Over the years, Ekurhuleni clinics have realized the value of CHW teams as the foot soldiers of the health service within the community. This perception translates to believing that they are the solution to most community related challenges affecting the health system. While the results of this study did not explore nor indicate this, evidence shows that overloading CHWs with too many activities can make them inefficient in their daily tasks. Current workloads with simple tasks and messages across health conditions are reasonable for optimized performance.

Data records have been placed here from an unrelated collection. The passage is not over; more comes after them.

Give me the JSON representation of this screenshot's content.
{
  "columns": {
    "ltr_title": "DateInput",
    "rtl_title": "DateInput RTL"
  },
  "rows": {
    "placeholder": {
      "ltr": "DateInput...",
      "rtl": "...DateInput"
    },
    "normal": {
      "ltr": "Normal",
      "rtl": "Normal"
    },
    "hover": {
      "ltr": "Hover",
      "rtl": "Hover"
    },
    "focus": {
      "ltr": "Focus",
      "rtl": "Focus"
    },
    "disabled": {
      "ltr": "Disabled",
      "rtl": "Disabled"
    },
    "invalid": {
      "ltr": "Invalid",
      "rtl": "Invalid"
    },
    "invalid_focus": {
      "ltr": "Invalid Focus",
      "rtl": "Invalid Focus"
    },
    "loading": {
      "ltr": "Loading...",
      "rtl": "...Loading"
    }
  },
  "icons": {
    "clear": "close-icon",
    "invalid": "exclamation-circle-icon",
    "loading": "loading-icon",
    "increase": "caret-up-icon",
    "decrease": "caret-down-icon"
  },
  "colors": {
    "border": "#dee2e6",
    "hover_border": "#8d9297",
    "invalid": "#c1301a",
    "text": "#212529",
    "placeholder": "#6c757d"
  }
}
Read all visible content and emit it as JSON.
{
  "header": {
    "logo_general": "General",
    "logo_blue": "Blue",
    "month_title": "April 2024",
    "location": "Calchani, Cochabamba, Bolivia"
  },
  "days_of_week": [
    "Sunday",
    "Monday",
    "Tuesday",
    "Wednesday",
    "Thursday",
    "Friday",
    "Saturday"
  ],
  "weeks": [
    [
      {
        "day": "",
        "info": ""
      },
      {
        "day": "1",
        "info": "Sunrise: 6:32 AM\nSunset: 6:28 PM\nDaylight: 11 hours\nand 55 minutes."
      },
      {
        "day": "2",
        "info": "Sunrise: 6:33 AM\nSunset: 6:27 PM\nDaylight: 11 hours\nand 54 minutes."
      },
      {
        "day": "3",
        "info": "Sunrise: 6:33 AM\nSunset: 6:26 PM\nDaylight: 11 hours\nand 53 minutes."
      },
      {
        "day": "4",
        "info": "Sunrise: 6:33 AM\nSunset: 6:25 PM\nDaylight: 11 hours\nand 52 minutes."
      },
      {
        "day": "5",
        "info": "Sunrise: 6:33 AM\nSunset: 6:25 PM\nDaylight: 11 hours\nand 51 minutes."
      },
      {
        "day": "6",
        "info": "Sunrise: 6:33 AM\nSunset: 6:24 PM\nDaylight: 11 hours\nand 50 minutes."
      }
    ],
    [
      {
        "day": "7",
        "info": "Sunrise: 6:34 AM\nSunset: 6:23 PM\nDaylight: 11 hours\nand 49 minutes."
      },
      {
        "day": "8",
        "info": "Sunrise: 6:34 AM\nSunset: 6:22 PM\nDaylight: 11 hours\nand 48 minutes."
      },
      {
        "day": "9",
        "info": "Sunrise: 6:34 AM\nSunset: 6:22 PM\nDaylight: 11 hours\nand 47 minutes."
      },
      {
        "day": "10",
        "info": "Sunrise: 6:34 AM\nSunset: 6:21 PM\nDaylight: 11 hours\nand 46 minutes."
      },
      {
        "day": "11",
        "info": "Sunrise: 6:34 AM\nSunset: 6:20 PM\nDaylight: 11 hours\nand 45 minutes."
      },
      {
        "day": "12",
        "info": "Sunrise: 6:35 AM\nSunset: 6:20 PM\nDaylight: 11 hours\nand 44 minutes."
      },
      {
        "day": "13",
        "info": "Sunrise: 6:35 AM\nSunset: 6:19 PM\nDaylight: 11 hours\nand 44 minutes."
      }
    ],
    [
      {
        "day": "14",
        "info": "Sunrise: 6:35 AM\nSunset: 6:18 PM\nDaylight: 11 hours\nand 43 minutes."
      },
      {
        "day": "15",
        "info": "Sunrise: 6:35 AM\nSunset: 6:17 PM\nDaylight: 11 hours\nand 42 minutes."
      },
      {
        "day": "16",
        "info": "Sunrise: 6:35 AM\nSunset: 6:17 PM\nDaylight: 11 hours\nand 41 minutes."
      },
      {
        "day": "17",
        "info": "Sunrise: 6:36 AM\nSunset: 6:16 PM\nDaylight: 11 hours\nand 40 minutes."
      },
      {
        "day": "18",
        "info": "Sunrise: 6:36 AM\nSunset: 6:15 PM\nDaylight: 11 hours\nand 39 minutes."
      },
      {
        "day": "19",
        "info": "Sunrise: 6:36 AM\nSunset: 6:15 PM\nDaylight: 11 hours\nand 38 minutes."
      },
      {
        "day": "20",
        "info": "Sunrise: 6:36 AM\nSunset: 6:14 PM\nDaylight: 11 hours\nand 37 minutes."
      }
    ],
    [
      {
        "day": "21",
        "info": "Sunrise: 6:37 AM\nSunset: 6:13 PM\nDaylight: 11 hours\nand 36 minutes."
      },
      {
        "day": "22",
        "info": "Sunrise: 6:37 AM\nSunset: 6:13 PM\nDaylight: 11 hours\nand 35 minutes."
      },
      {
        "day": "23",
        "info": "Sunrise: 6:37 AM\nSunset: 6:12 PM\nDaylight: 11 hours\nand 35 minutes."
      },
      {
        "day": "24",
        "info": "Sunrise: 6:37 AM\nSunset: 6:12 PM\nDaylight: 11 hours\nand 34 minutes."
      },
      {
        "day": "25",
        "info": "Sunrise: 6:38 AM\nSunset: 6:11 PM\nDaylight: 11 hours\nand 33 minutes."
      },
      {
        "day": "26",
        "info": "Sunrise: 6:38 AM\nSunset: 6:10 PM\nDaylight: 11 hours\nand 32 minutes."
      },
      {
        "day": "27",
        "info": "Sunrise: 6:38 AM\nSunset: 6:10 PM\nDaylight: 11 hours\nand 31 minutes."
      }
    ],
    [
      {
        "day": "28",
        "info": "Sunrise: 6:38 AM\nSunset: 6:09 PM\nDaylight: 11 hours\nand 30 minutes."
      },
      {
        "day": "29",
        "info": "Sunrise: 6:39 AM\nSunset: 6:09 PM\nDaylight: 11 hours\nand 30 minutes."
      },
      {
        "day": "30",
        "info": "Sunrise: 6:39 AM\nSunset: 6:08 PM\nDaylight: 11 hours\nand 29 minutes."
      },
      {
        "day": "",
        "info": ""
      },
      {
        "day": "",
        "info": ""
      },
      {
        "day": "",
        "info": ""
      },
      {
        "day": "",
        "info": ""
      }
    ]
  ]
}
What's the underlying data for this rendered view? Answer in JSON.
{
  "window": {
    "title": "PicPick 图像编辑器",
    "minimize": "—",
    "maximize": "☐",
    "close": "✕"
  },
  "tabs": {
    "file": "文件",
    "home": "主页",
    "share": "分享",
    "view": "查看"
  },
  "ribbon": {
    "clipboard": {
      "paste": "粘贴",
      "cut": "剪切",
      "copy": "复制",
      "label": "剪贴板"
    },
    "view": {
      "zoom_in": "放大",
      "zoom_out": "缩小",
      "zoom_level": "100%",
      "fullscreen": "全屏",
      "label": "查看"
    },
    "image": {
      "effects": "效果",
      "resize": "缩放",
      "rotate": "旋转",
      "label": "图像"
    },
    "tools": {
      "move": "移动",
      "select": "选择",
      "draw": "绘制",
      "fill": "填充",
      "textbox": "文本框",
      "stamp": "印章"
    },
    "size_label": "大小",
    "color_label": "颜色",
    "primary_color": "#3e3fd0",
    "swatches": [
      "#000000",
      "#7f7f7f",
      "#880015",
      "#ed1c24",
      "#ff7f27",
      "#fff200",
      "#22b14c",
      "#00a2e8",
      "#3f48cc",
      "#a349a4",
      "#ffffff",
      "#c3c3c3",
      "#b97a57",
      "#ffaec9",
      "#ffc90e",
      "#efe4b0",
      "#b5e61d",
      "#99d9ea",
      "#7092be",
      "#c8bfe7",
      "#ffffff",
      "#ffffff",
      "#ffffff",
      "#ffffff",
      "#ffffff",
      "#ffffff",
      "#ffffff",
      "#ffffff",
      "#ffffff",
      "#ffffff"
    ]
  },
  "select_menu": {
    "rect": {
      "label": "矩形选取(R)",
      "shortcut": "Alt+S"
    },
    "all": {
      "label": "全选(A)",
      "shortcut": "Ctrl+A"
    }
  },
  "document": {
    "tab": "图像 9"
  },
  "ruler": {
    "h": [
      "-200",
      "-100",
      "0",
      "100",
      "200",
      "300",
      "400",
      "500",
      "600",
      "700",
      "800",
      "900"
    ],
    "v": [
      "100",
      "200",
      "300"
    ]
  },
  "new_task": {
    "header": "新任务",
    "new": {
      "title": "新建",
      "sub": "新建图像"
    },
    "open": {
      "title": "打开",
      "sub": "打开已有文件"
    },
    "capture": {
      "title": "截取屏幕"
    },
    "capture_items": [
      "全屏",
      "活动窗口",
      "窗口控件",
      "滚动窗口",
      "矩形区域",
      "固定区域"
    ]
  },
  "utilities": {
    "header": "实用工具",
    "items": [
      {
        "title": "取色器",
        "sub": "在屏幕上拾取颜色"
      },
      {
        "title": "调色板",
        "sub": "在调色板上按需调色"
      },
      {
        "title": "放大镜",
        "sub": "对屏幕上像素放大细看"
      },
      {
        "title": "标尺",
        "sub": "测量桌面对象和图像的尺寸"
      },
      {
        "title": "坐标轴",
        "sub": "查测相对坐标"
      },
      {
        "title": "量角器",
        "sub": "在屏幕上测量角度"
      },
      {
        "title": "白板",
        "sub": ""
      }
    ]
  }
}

There was some reduction in performance of team activities during 2018-19. This is likely to have been caused by two issues. The district was a pilot site for a national standardized training program. Secondly, CHWs were agitating to be made permanent staff. Both these affected household visits in that year. In April 2020, the CHWs in Ekurhuleni were made permanent with salaries, benefits and job security; so performance is expected to improve in subsequent years.
Limitations of this study include that we did not explore quality or retention in care. And although we did not also compare with other districts, South Africa publishes an annual district health barometer each year, which showed that Ekurhuleni had improved in many areas of maternal, child health, TB and HIV.